PAUD yang Masih Jauh dari Harapan

Pendidikan anak usia dini adalah fondasi perkembangan kognitif dan sosial. Kualitas PAUD berdampak langsung pada kemampuan anak ketika memasuki SD. Namun angka partisipasi PAUD Indonesia masih belum memuaskan. Hanya sekitar 34 persen anak usia 0–6 tahun yang pernah atau sedang mengikuti pendidikan prasekolah. APK PAUD pun hanya sekitar 36 persen.

Artinya sebagian besar anak memulai pendidikan formal tanpa persiapan akademik dan sosial yang memadai. Kondisi ini tercermin pada banyaknya anak kelas 1 SD yang belum siap membaca, belum mengenal angka dengan baik, atau masih kesulitan mengikuti instruksi.

Jika kualitas SD dipengaruhi oleh kesiapan awal ini, maka memperkuat PAUD semestinya menjadi prioritas nasional. Tanpa PAUD yang kuat, beban SD menjadi berat dan kesenjangan belajar semakin sulit diatasi.

Partisipasi Sekolah yang Bergerak Naik tetapi Belum Merata

Di sisi lain, Angka Partisipasi Sekolah (APS) untuk kelompok umur 7–23 tahun menunjukkan peningkatan pada 2025. Ini kabar positif bahwa semakin banyak anak yang tetap berada di sekolah. APK untuk semua jenjang juga meningkat, termasuk pendidikan tinggi.

Namun Angka Partisipasi Murni (APM), yang menunjukkan berapa banyak anak berada di jenjang sesuai usia, justru menurun untuk SD dan SMP. Ini berarti semakin banyak anak yang terlambat masuk sekolah atau tertinggal dalam proses pendidikan. Pada jenjang SMA/SMK dan pendidikan tinggi APM meningkat, tetapi dari basis yang masih kecil.

Angka anak tidak sekolah juga menurun. Kelompok usia 7–12, 13–15, dan 16–18 semuanya menunjukkan penurunan ATS. Meskipun begitu, remaja SMA/SMK masih memiliki risiko terbesar untuk putus sekolah karena alasan ekonomi dan sosial.
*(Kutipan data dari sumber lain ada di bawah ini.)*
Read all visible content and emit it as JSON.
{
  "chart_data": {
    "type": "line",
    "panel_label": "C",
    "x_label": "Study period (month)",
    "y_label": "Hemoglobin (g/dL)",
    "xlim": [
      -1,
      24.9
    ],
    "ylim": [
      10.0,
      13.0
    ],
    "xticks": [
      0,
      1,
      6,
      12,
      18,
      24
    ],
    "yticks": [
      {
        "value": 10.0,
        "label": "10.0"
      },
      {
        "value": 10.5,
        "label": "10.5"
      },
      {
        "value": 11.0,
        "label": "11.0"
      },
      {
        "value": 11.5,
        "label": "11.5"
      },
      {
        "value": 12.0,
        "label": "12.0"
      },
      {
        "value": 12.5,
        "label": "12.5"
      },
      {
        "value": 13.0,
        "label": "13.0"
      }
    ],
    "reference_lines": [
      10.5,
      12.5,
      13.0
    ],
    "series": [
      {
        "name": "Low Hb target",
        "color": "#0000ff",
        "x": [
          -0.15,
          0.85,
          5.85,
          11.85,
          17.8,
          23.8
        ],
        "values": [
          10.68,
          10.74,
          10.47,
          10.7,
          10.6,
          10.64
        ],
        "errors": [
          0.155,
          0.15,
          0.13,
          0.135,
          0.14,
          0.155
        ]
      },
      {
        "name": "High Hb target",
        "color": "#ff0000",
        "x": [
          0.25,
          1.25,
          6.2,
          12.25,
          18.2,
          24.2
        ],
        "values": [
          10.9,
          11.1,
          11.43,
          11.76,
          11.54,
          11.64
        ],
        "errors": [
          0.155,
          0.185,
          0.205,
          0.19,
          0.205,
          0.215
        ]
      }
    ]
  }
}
Pendidikan menengah adalah titik kritis. Pada usia ini, banyak remaja mulai bekerja, membantu keluarga, atau mengurus rumah tangga. Tantangan tersebut membuat sekolah tidak selalu menjadi prioritas utama.

Ketika Ekonomi Memaksa Anak untuk Dewasa Terlalu Cepat

Tekanan ekonomi rumah tangga membuat banyak anak harus membagi waktu antara sekolah dan pekerjaan. Pada tahun 2025, sekitar 40,7 persen peserta didik usia 10–23 tahun bekerja. Mereka bukan hanya bekerja paruh waktu, tetapi sering kali membantu pekerjaan keluarga atau menjadi bagian dari ekonomi rumah tangga.

Sementara itu, sekitar 7,2 persen anak—kebanyakan perempuan—mengurus rumah tangga. Mereka harus memasak, mencuci, menjaga adik, atau membantu usaha orang tua. Beban gender ini terus muncul dari tahun ke tahun.

Ketika anak harus memikul tanggung jawab sedemikian besar, ritme belajar mereka terpengaruh. Jam istirahat berkurang, konsentrasi menurun, dan semangat belajar mudah surut. Sistem pendidikan belum sepenuhnya memiliki fleksibilitas untuk mengakomodasi kondisi ini.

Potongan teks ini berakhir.